Doctors who treat unhoused patients also go unpaid when the person’s health card number is ruled invalid because they’ve moved shelters and have not updated the address on their health card.
“About a third of our patients are homeless,” says Dr. Chris Cavacuiti, an addiction doctor at trueNorth Medical Centre.
“(Unhoused patients) really, really struggle to maintain valid health coverage because health coverage is tied to having an address.”
Dr. Chris Cavacuiti
Dr. Cavacuiti says homeless patients are forced to go through a three-to-six-month process to update their health cards.
“During that entire period, their coverage is invalid. Many patients fall through the cracks and never finish the renewal process,” he says.
“Even for those who do, coverage is rarely retroactive — even when there’s clear proof they were living in Ontario. That means physicians aren’t paid for months of care. It’s outrageous.”
Red tape can lead to payment delays, denials
To receive payment for their services, Ontario physicians must first submit a claim to OHIP. The taxpayer-funded health plan is then responsible for reviewing doctors’ claims and making decisions on what care is funded. If a claim doesn’t conform to OHIP’s often-complex rules, it can be denied.
Most appeals are resolved in about 30 days, but about 58,000 claims can take months to several years to yield payment for doctors. That’s about 1,000 cases a week.

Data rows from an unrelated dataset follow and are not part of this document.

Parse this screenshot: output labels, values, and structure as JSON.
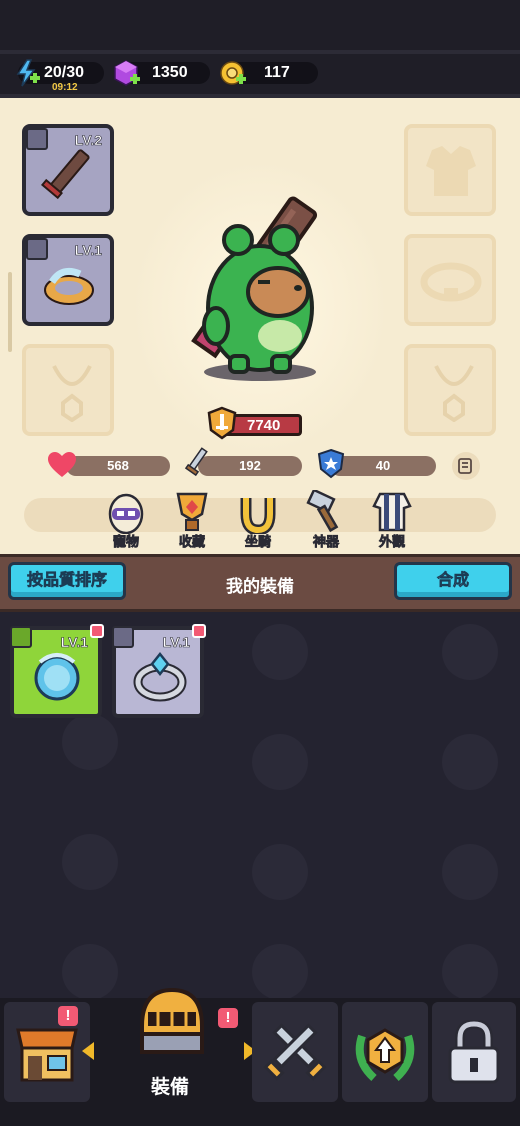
{
  "resources": {
    "energy": {
      "value": "20/30",
      "timer": "09:12",
      "icon": "lightning-icon"
    },
    "gems": {
      "value": "1350",
      "icon": "purple-gem-icon"
    },
    "coins": {
      "value": "117",
      "icon": "gold-key-coin-icon"
    }
  },
  "equipment_slots": {
    "left": [
      {
        "name": "weapon",
        "level": "LV.2",
        "icon": "sword-icon"
      },
      {
        "name": "ring",
        "level": "LV.1",
        "icon": "ring-icon"
      },
      {
        "name": "necklace",
        "level": "",
        "icon": "necklace-placeholder-icon"
      }
    ],
    "right": [
      {
        "name": "armor",
        "icon": "armor-placeholder-icon"
      },
      {
        "name": "belt",
        "icon": "belt-placeholder-icon"
      },
      {
        "name": "amulet",
        "icon": "amulet-placeholder-icon"
      }
    ]
  },
  "power": {
    "value": "7740",
    "icon": "power-shield-icon"
  },
  "stats": {
    "hp": {
      "value": "568",
      "icon": "heart-icon"
    },
    "attack": {
      "value": "192",
      "icon": "sword-icon"
    },
    "defense": {
      "value": "40",
      "icon": "shield-icon"
    }
  },
  "tabs": [
    {
      "label": "寵物",
      "icon": "pet-egg-icon"
    },
    {
      "label": "收藏",
      "icon": "trophy-icon"
    },
    {
      "label": "坐騎",
      "icon": "horseshoe-icon"
    },
    {
      "label": "神器",
      "icon": "hammer-icon"
    },
    {
      "label": "外觀",
      "icon": "outfit-icon"
    }
  ],
  "inventory": {
    "sort_button": "按品質排序",
    "title": "我的裝備",
    "merge_button": "合成",
    "items": [
      {
        "level": "LV.1",
        "icon": "blue-orb-necklace-icon",
        "rarity_color": "#8fd53a"
      },
      {
        "level": "LV.1",
        "icon": "crystal-ring-icon",
        "rarity_color": "#b9b7d4"
      }
    ]
  },
  "bottom_nav": {
    "active_label": "裝備",
    "items": [
      {
        "name": "shop",
        "icon": "shop-icon",
        "badge": "!"
      },
      {
        "name": "equipment",
        "icon": "knight-helmet-icon",
        "badge": "!"
      },
      {
        "name": "battle",
        "icon": "crossed-swords-icon"
      },
      {
        "name": "upgrade",
        "icon": "laurel-upgrade-icon"
      },
      {
        "name": "locked",
        "icon": "lock-icon"
      }
    ]
  },
  "colors": {
    "panel_bg": "#f6ecd2",
    "accent_blue": "#3fd0ec",
    "badge_red": "#f25a74",
    "power_red": "#b83a44"
  }
}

These figures, however, hide the many cases where doctors don’t submit claims for their work in the first place because the added bureaucracy takes precious time away from patient care.
Dr. Mojola Omole, a breast surgical oncologist and general surgeon at Toronto’s Scarborough Health Network, often has claims rejected in cases involving plastic surgery and breast reconstruction, and when a patient receives more than one procedure.
Challenging these OHIP decisions is time-consuming — and often unsuccessful.
“Instead of me spending hours trying to talk to someone at the ministry, I would just submit something that I know will go through, even though it does not encompass all the work that I’ve done.”
Dr. Mojola Omole
These are just a few examples that illustrate a health insurance plan that is out of date and fails to recognize the complexity of many medical procedures and surgeries. Ontario’s doctors are calling for an urgent overhaul.
Dr. Warren Latham, chief of orthopedics at Scarborough Health, says complex surgeries require him to submit a claim to OHIP encompassing multiple parts. This triggers an automatic review by non-specialists, which can take six to nine months. Most often, several parts of his claim are ultimately rejected.
“I’m not being paid adequately or appropriately for these complex surgeries,” he says. “This certainly makes me reconsider whether or not these surgeries are something that I should be offering in my practice.”
Patients and physicians need OHIP to work. But it is antiquated and flawed and requires an immediate fix. You deserve better.